Memórias Emprestadas MMM

1969. Embarcou para onde não queria, nunca quis ir. Não tinha como fugir, não sabia se queria fugir. Tinha que estar pronto para lutar por uma pátria, uma pátria que era sua, mas que nessa altura o desiludia, sentia-se amedrontado e sem forças.
A Guerra Colonial já durava fazia 8 anos e em nada parecia estar mais calma.
Chegou a Lourenço Marques, Moçambique, desamparado procurou apoio nos camaradas, aqueles que nunca abandonou, aqueles que viu morrer e os outros que como ele sobreviveram. Lutou, fez o que lhe pediam, lavou toda a loiça que havia, fez todos os serviços de rádio exigidos, pernoitou no mato, utilizou a mesma farda e botas ensopadas dias seguidos, levou as vacinas que lhe deram, poucas e com a mesma seringa para todos, chorou e riu com camaradas e amigos...apaixonou-se. "Foi a paixão que o salvou" ouve-se dizer...e é verdade. A minha avó, a viver em África, boa aluna, humilde e independente, encontrou-o em solo africano e com ele ficou até hoje. Casaram-se na catedral de Lourenço Marques e voltaram. Voltaram para constituir família. Retornados. Voltaram para não regressar ao local onde se conheceram, onde sofreram, mas também onde amaram tanto.
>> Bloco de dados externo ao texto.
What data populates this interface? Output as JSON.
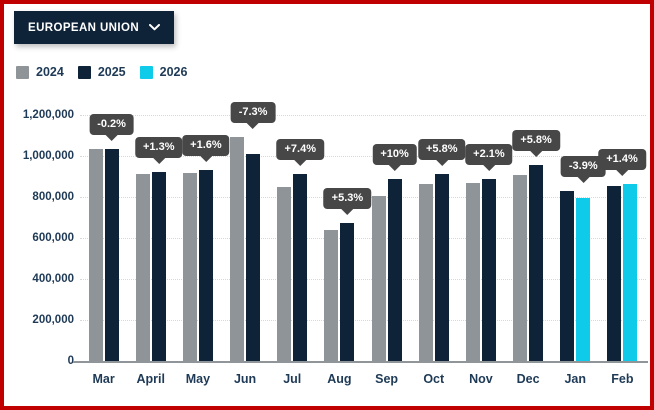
{
  "frame": {
    "border_color": "#c00000"
  },
  "filter": {
    "label": "EUROPEAN UNION",
    "chevron_icon": "chevron-down"
  },
  "chart_data": {
    "type": "bar",
    "title": "",
    "categories": [
      "Mar",
      "April",
      "May",
      "Jun",
      "Jul",
      "Aug",
      "Sep",
      "Oct",
      "Nov",
      "Dec",
      "Jan",
      "Feb"
    ],
    "series": [
      {
        "name": "2024",
        "color": "#8e9497",
        "values": [
          1035000,
          910000,
          916000,
          1092000,
          848000,
          638000,
          806000,
          864000,
          869000,
          906000,
          null,
          null
        ]
      },
      {
        "name": "2025",
        "color": "#0e2338",
        "values": [
          1033000,
          922000,
          931000,
          1012000,
          911000,
          672000,
          886000,
          914000,
          887000,
          958000,
          830000,
          853000
        ]
      },
      {
        "name": "2026",
        "color": "#0fcbea",
        "values": [
          null,
          null,
          null,
          null,
          null,
          null,
          null,
          null,
          null,
          null,
          797000,
          865000
        ]
      }
    ],
    "labels": [
      "-0.2%",
      "+1.3%",
      "+1.6%",
      "-7.3%",
      "+7.4%",
      "+5.3%",
      "+10%",
      "+5.8%",
      "+2.1%",
      "+5.8%",
      "-3.9%",
      "+1.4%"
    ],
    "y_ticks": [
      "0",
      "200,000",
      "400,000",
      "600,000",
      "800,000",
      "1,000,000",
      "1,200,000"
    ],
    "ylim": [
      0,
      1200000
    ],
    "xlabel": "",
    "ylabel": "",
    "grid": "dotted-horizontal",
    "legend_position": "top-left",
    "colors": {
      "callout_bg": "#474747",
      "callout_text": "#ffffff",
      "axis_text": "#1e3a56",
      "axis_line": "#8f9598"
    }
  }
}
1974. Liberdade. Vivida à flor da pele. Vivida na ânsia de mudança. Esperança. Amor. Casa nova, abrigo, abraço em família e olhar para o futuro. Os filhos mudam tanto, fazem tanto por quem já se ama. Nunca foram a África, nem filhos nem netos, quem sabe se algum dia a conhecerão...

2018. Não se esquece. "Nunca se esquece" diz o meu avô enquanto me acolhe naquele abraço que conforta, aquele que também nunca esquecerei.
Conta as suas histórias. Conta com o seu sorriso, o sorriso que não abandona o seu rosto meigo e amigo. Conta mais uma sempre que pode, tantas que já sei de cor, tantas que fazem parte dele e, agora sei, farão sempre parte de mim e da memória que para sempre terei dele. Pudesse eu escrever tudo o que me conta e teria um livro inimaginável.
Sei que um dia voltará. Afinal, voltamos sempre. Sei que um dia perdoará a terra que tanto mal lhe fez, que em parte lhe toldou a visão para o que ganhou por estar lá. Por estar lá naquele momento.
A sua história em África. A história deles. Nossa.